Vincent’s death was not an aberration. Denver recorded three in-custody deaths in 2022, five in 2023, and five more in 2024, and the jail was on pace for nine in 2025. For more than a decade, Denver’s own auditor and independent monitor have warned that its jail is dangerous and that its deputies fail to protect the people in their care.

 

“Something is profoundly wrong when a night in the Denver jail becomes a death sentence,” said Mari Newman of Newman | McNulty. “Over and over again, we have had to sue Denver for its deliberate indifference to the safety of the people in its custody. It has been almost two decades since Denver Sheriffs ignored Emily Rice as she cried out in pain all night long, bleeding to death alone in her cell, but nothing has changed. Vincent Chacón was being held on $750 warrant for a non-violent offense. Instead of allowing him to work through the system and then go home to his friends and family, Denver locked him in a cell with a man it knew to be a dangerous, maximum-risk, repeat offender, high on methamphetamine. For over an hour, Denver sheriffs ignored Vincent’s cries for help as he was strangled to death by the man they had locked in his cell.

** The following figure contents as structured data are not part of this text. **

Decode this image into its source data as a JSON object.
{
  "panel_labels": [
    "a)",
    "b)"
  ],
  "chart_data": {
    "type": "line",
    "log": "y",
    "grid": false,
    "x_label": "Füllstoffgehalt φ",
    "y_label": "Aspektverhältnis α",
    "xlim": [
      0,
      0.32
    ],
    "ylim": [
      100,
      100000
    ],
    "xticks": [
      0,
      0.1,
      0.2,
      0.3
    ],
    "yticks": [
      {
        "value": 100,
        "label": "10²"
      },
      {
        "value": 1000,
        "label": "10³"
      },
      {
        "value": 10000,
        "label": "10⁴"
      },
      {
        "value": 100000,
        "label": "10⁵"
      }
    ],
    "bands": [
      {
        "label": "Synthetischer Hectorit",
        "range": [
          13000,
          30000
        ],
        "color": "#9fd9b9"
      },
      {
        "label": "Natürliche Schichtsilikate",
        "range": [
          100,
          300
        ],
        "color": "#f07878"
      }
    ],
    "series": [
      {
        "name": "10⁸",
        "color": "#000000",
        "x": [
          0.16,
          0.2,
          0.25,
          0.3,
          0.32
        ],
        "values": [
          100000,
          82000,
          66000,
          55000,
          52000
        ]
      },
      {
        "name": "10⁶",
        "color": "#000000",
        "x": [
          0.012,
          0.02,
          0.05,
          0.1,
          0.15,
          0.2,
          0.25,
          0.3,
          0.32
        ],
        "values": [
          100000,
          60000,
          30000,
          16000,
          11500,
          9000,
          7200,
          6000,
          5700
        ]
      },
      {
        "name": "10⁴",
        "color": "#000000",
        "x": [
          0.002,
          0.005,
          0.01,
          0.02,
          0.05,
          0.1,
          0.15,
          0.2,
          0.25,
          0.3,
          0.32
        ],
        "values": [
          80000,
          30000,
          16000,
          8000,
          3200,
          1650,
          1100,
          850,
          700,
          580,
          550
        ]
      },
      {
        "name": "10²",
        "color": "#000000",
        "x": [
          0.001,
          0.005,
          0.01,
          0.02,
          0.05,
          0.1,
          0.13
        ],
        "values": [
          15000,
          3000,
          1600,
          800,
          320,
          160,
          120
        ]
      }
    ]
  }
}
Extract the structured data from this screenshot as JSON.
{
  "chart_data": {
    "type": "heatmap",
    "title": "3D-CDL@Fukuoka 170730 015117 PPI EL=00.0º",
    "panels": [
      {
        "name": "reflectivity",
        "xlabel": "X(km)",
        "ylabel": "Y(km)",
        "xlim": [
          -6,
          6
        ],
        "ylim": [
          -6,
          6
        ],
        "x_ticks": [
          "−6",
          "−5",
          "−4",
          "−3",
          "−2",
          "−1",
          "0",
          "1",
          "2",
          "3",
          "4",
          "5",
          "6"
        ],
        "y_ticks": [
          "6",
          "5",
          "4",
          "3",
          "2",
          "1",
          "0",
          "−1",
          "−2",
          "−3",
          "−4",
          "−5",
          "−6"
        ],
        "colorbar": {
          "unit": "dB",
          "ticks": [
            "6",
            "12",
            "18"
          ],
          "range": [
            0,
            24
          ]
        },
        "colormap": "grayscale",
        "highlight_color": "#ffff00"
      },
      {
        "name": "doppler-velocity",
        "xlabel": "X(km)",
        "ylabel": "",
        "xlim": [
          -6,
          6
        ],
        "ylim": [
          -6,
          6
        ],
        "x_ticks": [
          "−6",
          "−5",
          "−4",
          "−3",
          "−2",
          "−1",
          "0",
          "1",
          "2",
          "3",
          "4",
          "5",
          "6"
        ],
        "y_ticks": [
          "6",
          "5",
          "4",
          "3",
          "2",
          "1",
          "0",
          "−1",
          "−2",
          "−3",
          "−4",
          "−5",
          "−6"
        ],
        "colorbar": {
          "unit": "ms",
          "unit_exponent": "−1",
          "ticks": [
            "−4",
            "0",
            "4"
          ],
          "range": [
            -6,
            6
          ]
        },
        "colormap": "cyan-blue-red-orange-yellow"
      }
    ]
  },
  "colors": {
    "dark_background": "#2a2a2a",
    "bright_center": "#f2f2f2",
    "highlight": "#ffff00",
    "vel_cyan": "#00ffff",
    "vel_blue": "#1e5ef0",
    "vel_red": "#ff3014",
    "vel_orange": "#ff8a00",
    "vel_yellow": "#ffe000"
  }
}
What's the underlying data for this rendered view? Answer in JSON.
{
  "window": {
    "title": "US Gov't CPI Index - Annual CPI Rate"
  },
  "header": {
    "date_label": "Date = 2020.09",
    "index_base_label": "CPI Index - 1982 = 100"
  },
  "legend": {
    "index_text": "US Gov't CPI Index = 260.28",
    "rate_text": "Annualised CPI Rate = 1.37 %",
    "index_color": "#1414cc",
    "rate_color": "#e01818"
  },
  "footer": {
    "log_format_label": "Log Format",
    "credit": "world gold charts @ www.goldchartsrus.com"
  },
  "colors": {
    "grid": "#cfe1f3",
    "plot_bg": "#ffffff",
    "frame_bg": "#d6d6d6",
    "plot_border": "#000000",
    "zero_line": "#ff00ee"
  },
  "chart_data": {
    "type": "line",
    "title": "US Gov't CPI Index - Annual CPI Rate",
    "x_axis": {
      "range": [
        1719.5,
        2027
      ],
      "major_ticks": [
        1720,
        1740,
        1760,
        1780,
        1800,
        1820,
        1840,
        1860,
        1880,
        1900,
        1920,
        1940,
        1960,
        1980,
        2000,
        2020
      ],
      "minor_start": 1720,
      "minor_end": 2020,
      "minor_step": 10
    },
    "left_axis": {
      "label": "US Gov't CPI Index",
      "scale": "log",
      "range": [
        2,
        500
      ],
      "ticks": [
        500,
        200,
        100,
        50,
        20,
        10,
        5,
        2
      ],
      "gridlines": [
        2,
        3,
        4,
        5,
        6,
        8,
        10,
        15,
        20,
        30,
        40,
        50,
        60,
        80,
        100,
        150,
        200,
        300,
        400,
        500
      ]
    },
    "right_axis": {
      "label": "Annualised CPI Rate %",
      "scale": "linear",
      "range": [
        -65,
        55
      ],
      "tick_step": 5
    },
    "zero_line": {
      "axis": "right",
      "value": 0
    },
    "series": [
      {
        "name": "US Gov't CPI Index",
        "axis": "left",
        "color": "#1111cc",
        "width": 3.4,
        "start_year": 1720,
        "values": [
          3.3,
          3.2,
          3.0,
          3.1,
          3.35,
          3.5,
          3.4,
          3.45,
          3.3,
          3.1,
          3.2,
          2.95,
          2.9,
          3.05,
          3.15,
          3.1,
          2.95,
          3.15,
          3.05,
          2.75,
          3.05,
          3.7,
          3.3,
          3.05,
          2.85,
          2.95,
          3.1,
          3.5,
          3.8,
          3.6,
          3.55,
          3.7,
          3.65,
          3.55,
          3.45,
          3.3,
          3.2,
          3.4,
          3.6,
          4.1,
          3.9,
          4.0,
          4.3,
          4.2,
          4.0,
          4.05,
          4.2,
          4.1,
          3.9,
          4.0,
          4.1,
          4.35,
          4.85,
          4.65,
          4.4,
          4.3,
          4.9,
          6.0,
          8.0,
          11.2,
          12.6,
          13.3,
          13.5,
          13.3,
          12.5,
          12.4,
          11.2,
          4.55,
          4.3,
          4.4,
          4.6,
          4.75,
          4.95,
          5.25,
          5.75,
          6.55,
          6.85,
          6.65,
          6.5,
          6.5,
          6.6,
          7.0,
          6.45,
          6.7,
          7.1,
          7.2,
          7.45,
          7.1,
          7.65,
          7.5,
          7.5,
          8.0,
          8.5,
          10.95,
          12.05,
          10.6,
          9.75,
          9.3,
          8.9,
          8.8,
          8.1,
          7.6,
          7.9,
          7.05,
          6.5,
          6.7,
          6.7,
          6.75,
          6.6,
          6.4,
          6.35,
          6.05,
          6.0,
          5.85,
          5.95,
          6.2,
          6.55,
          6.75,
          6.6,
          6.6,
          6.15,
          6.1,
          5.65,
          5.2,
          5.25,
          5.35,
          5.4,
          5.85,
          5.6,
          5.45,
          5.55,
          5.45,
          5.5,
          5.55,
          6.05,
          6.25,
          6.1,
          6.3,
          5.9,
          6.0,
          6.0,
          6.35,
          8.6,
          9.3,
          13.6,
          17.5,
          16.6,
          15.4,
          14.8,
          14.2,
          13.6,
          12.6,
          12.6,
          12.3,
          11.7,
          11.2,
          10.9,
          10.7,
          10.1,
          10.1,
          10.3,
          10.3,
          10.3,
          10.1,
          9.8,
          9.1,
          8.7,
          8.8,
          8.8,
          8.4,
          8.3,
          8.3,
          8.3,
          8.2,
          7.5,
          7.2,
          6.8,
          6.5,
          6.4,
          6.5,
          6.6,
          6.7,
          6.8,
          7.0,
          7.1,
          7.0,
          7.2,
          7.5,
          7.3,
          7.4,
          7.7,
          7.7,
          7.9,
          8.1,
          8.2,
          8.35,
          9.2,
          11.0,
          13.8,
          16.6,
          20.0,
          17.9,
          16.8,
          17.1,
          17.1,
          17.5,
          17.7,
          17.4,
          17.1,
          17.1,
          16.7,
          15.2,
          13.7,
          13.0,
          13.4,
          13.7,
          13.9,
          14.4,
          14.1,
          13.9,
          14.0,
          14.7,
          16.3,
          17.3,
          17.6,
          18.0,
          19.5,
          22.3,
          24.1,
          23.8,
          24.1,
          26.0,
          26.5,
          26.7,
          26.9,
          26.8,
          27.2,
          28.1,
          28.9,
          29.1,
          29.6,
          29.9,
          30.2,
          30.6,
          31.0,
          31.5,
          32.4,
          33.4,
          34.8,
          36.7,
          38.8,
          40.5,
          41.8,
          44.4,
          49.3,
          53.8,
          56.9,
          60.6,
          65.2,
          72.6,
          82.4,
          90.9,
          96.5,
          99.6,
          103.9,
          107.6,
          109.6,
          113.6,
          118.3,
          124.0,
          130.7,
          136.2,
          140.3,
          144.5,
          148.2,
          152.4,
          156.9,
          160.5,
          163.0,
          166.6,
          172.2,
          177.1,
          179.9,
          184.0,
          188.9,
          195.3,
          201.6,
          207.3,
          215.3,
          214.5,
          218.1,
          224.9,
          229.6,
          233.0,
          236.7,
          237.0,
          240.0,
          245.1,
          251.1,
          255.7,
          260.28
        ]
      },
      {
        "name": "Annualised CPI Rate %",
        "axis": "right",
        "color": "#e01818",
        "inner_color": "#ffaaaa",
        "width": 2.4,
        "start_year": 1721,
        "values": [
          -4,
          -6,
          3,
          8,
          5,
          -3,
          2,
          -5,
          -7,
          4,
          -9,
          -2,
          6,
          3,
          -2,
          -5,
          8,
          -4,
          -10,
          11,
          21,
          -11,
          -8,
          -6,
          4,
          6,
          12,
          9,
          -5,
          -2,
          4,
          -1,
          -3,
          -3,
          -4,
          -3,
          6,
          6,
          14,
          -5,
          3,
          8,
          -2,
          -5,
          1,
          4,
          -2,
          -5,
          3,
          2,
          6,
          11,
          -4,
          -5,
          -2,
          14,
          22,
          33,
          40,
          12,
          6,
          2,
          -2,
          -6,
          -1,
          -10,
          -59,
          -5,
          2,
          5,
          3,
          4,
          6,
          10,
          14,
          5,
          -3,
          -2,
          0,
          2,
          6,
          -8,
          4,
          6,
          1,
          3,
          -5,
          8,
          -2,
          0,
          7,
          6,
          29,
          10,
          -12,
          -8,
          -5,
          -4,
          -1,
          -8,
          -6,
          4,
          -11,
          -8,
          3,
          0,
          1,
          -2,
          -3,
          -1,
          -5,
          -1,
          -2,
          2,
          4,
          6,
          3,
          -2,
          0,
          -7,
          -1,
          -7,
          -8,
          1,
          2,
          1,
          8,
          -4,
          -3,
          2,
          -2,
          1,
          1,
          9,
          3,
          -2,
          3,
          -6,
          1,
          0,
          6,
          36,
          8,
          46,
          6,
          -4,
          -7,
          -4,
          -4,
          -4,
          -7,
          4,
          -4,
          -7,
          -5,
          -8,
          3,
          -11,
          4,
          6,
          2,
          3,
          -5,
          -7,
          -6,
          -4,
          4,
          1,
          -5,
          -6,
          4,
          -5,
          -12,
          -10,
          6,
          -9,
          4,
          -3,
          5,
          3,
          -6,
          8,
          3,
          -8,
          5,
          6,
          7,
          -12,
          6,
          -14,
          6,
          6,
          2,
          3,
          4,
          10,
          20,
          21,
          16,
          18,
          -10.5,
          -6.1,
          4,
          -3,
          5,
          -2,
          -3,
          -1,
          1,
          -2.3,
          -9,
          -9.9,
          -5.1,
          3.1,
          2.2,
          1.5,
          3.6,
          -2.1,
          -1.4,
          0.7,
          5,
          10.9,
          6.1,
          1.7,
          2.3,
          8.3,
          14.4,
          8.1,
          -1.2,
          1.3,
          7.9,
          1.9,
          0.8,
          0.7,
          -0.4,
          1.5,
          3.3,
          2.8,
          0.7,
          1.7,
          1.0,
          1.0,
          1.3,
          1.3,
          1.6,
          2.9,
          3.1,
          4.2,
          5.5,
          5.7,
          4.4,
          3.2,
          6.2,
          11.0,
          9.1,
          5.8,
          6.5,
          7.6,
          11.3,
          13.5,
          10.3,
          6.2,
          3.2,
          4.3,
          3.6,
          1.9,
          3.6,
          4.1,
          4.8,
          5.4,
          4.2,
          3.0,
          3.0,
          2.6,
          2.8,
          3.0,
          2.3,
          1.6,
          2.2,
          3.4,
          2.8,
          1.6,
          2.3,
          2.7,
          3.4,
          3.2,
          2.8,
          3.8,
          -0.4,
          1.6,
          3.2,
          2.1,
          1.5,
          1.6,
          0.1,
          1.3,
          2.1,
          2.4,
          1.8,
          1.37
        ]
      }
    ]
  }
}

Then, when Vincent was dead, Denver did what it always does: it circled the wagons, blamed the victim, and cleared itself of any wrongdoing. We demand accountability.”

 

“Vincent cried out for help for nearly an hour, and no one came,” said Andy McNulty of Newman | McNulty. “This is not the first time Denver has let someone die in its jail, and unless something changes, it will not be the last. Denver has been warned again and again, by the courts, by its own auditor, and by its own independent monitor, that its jail is broken. Its response has been to cut oversight and protect the deputies instead of the people in its custody. Being locked in the Denver jail should not be a death sentence. We intend to make Denver answer for what it did to Vincent.”

 

The lawsuit, Estate of Vincent Chacón, et al. v. City and County of Denver, et al. was filed late last night in the United States District Court for the District of Colorado. It brings claims for deliberate indifference in violation of the Fourteenth Amendment to the United States Constitution and Article II of the Colorado Constitution, along with claims for negligence. Angela Hernández brings the case individually and on behalf of the Estate of her son.